¿Hay vida inteligente en el jazz?
Daniel lo tiene todo: un sonido cool, redondo, y una forma de decir fogosa y contundente que en nada evidencia sus pocos años
Guillermo McGill pertenece a la rara especie de los creadores que no sólo crean: de vez en cuando, incluso, piensan. Y es esa mente pensante que anda detrás del asunto la que distingue a su música, que no deja indiferente. O gusta o no, otra cosa no se admite. Su manía de pensarse las cosas le ha llevado a meterse en algún que otro jardín, como cuando decidió no tocar en el Festival de Jazz de Madrid por desavenencias con la autoridad competente. Otra cosa: es el único músico de jazz de la historia que le ha dedicado un disco a María Zambrano y otro a la Teología de la Liberación. Hace años cambió el sillín de su batería por un cajón flamenco. Y es que a Guillermo, uruguayo de nacimiento, madrileño de adopción, el jondo le tira lo suyo. Acaba de grabar un nuevo disco, The Art of Respect, en el que recuerda a Ramón Montoya y Fernando Vilches que, en los veinte, intentaron una primera aproximación entre el jazz y el flamenco, y anda a la espera de una compañía que se lo publique. Esta fue, aunque sólo en parte, la música que pudimos escuchar en su concierto del viernes en Bogui Jazz, en el que no estuvo Dave Liebman, encargado de tocar el saxo en la “v. o.” del proyecto, pero sí Daniel Juárez, y es cosa muy de notar la desenvoltura de este joven fenómeno de nuestro jazz nacido en Talavera de la Reina hace apenas 21 años.

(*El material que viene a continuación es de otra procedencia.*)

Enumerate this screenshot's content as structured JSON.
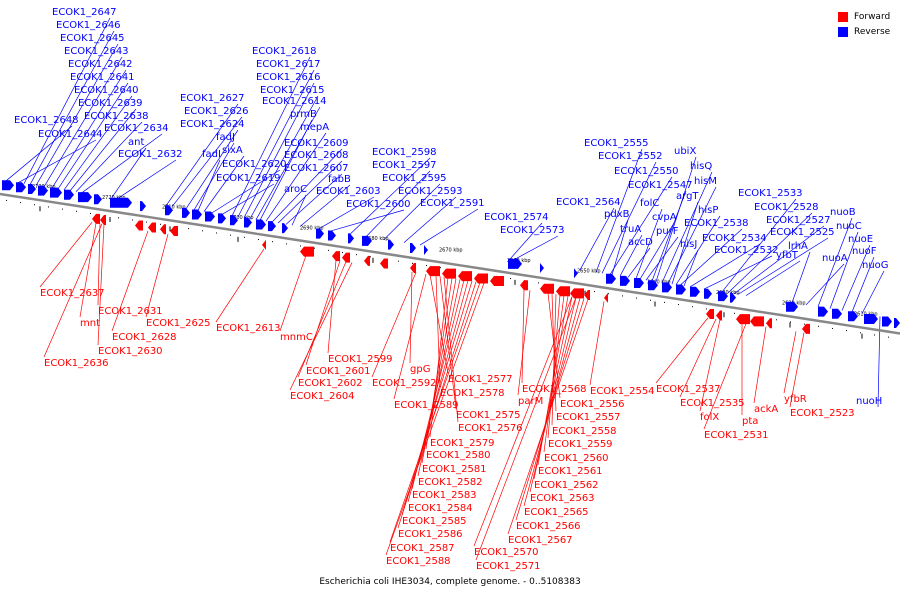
{
  "legend": {
    "forward": {
      "label": "Forward",
      "color": "#ff0000"
    },
    "reverse": {
      "label": "Reverse",
      "color": "#0000ff"
    }
  },
  "caption": "Escherichia coli IHE3034, complete genome. - 0..5108383",
  "colors": {
    "forward": "#ff0000",
    "reverse": "#0000ff",
    "backbone": "#888888"
  },
  "ticks": [
    "2730 kbp",
    "2720 kbp",
    "2710 kbp",
    "2700 kbp",
    "2690 kbp",
    "2680 kbp",
    "2670 kbp",
    "2660 kbp",
    "2650 kbp",
    "2640 kbp",
    "2630 kbp",
    "2620 kbp",
    "2610 kbp"
  ],
  "reverse_labels": [
    "ECOK1_2647",
    "ECOK1_2646",
    "ECOK1_2645",
    "ECOK1_2643",
    "ECOK1_2642",
    "ECOK1_2641",
    "ECOK1_2640",
    "ECOK1_2639",
    "ECOK1_2638",
    "ECOK1_2648",
    "ECOK1_2634",
    "ECOK1_2644",
    "ant",
    "ECOK1_2632",
    "ECOK1_2627",
    "ECOK1_2626",
    "ECOK1_2624",
    "fadJ",
    "fadI",
    "sixA",
    "ECOK1_2620",
    "ECOK1_2619",
    "ECOK1_2618",
    "ECOK1_2617",
    "ECOK1_2616",
    "ECOK1_2615",
    "ECOK1_2614",
    "prmB",
    "mepA",
    "ECOK1_2609",
    "ECOK1_2608",
    "ECOK1_2607",
    "aroC",
    "fabB",
    "ECOK1_2603",
    "ECOK1_2600",
    "ECOK1_2598",
    "ECOK1_2597",
    "ECOK1_2595",
    "ECOK1_2593",
    "ECOK1_2591",
    "ECOK1_2574",
    "ECOK1_2573",
    "ECOK1_2555",
    "ECOK1_2552",
    "ECOK1_2550",
    "ECOK1_2564",
    "pdxB",
    "truA",
    "accD",
    "folC",
    "cvpA",
    "purF",
    "ECOK1_2547",
    "ubiX",
    "hisQ",
    "hisM",
    "argT",
    "hisP",
    "ECOK1_2538",
    "hisJ",
    "ECOK1_2534",
    "ECOK1_2532",
    "ECOK1_2533",
    "ECOK1_2528",
    "ECOK1_2527",
    "ECOK1_2525",
    "yfbT",
    "lrhA",
    "nuoA",
    "nuoB",
    "nuoC",
    "nuoE",
    "nuoF",
    "nuoG",
    "nuoH"
  ],
  "forward_labels": [
    "ECOK1_2637",
    "mnt",
    "ECOK1_2631",
    "ECOK1_2628",
    "ECOK1_2625",
    "ECOK1_2630",
    "ECOK1_2636",
    "ECOK1_2613",
    "mnmC",
    "ECOK1_2599",
    "ECOK1_2601",
    "ECOK1_2602",
    "ECOK1_2604",
    "gpG",
    "ECOK1_2592",
    "ECOK1_2577",
    "ECOK1_2578",
    "ECOK1_2589",
    "ECOK1_2575",
    "ECOK1_2576",
    "ECOK1_2579",
    "ECOK1_2580",
    "ECOK1_2581",
    "ECOK1_2582",
    "ECOK1_2583",
    "ECOK1_2584",
    "ECOK1_2585",
    "ECOK1_2586",
    "ECOK1_2587",
    "ECOK1_2588",
    "ECOK1_2568",
    "parM",
    "ECOK1_2556",
    "ECOK1_2557",
    "ECOK1_2558",
    "ECOK1_2559",
    "ECOK1_2560",
    "ECOK1_2561",
    "ECOK1_2562",
    "ECOK1_2563",
    "ECOK1_2565",
    "ECOK1_2566",
    "ECOK1_2567",
    "ECOK1_2570",
    "ECOK1_2571",
    "ECOK1_2554",
    "ECOK1_2537",
    "ECOK1_2535",
    "folX",
    "pta",
    "ackA",
    "ECOK1_2531",
    "yfbR",
    "ECOK1_2523"
  ]
}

McGill conoció al fenómeno en Musikene, Centro Superior de Música del País Vasco, donde el uno imparte clases y el otro las recibe. Lo suyo fue un flechazo. Y es que Daniel lo tiene todo: un sonido cool, redondo, y una forma de decir fogosa y contundente que en nada evidencia sus pocos años. Además compone (Insomio). Con esto que al muchacho le sobran arrestos para enfrentarse a un público que ha acudido a comprobar qué hay de cierto en lo que se dice de él. Luego estaba la otra facción, los fans del líder, que no son uno ni dos. Sobre el escenario, Guillermo lleva la voz cantante sin necesidad de alzar la voz más allá de lo necesario. Como baterista, es un tanto atípico. Nunca pierde la compostura, como el Jeeves de las novelas de P.G. Wodehouse y, aun así, su swing es arrollador. De hecho, es tan buen baterista que no parece un baterista. Y no sólo eso: apenas toca solos, algo que el aficionado le agradece con el alma. Nada hay peor, ni más tedioso, que un baterista tratando de demostrar su pericia a cada paso.

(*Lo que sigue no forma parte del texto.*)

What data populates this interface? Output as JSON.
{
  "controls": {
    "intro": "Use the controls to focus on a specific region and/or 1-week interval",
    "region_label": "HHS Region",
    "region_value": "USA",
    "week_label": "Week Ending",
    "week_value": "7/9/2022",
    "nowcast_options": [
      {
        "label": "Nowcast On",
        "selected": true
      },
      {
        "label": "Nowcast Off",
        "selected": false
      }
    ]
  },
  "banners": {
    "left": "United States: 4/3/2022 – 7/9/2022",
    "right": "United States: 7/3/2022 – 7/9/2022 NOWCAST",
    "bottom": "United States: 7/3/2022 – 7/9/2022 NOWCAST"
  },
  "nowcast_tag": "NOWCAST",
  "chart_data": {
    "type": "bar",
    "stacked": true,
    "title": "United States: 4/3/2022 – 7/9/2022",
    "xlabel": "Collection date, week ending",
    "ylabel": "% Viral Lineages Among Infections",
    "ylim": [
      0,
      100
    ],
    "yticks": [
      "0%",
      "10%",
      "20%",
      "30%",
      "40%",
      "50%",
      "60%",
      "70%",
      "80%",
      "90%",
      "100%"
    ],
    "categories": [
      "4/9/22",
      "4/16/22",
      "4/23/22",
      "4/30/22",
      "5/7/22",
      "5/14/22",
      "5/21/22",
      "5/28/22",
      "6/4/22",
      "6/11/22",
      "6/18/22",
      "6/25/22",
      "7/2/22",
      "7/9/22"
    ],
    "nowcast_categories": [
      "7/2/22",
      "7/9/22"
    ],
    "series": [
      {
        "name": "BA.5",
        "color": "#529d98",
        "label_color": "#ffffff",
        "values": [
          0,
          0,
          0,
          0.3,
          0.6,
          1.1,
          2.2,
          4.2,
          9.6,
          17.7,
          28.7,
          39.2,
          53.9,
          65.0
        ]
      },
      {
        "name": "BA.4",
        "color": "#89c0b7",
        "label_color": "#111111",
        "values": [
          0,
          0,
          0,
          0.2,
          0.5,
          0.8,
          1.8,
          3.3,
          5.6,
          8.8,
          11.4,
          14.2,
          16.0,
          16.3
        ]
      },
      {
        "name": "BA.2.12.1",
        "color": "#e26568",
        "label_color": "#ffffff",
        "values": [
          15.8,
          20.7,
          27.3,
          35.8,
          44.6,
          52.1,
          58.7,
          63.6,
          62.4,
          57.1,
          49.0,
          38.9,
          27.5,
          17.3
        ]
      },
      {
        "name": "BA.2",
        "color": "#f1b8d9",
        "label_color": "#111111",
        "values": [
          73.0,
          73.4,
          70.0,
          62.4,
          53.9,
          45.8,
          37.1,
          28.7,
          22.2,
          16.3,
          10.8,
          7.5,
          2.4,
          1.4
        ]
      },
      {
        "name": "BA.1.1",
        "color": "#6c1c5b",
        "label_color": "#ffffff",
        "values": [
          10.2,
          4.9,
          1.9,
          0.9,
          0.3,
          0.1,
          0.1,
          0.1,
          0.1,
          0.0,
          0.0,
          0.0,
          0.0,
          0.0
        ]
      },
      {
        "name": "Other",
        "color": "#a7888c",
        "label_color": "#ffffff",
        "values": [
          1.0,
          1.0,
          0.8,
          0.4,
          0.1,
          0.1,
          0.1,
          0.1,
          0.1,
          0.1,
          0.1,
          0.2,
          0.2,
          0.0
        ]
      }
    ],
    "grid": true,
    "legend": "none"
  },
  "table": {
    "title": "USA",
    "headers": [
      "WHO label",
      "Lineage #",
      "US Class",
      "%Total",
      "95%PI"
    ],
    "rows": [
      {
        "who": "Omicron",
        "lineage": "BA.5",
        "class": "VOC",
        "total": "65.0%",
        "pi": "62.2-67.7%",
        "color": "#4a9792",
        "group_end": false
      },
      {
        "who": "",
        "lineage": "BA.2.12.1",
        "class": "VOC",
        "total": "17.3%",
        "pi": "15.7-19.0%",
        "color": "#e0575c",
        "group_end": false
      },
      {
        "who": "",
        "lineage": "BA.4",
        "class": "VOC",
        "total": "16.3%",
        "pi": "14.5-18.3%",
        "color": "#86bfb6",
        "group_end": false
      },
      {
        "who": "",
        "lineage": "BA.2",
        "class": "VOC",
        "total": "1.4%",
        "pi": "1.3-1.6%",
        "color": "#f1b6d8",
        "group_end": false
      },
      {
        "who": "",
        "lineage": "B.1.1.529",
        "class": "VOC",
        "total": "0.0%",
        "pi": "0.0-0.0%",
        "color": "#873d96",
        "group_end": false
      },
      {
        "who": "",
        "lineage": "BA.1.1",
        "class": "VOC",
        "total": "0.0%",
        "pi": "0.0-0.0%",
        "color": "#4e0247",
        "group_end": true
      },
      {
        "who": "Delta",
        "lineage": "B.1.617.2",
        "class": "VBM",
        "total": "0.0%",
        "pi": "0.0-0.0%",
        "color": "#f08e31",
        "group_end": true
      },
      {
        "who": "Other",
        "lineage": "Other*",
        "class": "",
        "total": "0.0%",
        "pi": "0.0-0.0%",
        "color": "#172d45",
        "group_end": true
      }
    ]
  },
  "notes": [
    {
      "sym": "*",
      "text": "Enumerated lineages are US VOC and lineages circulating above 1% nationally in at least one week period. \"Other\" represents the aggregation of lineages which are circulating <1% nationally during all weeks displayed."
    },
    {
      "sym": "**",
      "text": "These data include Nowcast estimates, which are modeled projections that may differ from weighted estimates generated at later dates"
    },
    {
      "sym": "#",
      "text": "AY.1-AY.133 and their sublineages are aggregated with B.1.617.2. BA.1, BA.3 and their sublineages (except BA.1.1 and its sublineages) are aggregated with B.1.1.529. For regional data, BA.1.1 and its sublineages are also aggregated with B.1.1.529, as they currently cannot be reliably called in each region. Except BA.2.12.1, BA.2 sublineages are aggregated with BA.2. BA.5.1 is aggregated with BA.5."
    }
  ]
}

Otra cosa que se le da bien a McGill es elegir acompañantes. El caso de un Israel Sandoval, de quien se ha hablado en estas mismas páginas con motivo del estupendo concierto que ofreció en el Círculo de Bellas Artes; uno de los grandes guitarristas de jazz del país, y de los menos reconocidos. Israel alcanza las cimas psicodélicas de un Jimi Hendrix, que no tocaba jazz, pero como si lo hiciera, para seguir con Wes Montgomery o Bill Frisell. Como muestra, su solo en la susodicha Insomio. Una maravilla, del primer al último compás.
Otro que tal: Toño Miguel. Hace nada, era uno más entre los contrabajistas a la espera de una oportunidad en una ciudad que cuenta con algunos notables especialistas del instrumento. Toño, o Antonio, dependiendo de dónde, se fue a Nueva York a foguearse y aquí está de vuelta, convertido en una pieza cotizada más allá de nuestras fronteras. Con McGill, son uña y carne: ocasiones hay en que no se sabe muy bien donde empieza el uno y termina el otro.
El Clan McGill –llamado así por el líder en honor al grupo pionero del Rock & Roll en Uruguay así llamado, en el que militó su señor padre- es una de esas pequeñas maravillas que produce de cuando en cuando el jazz. Como para perdérselo.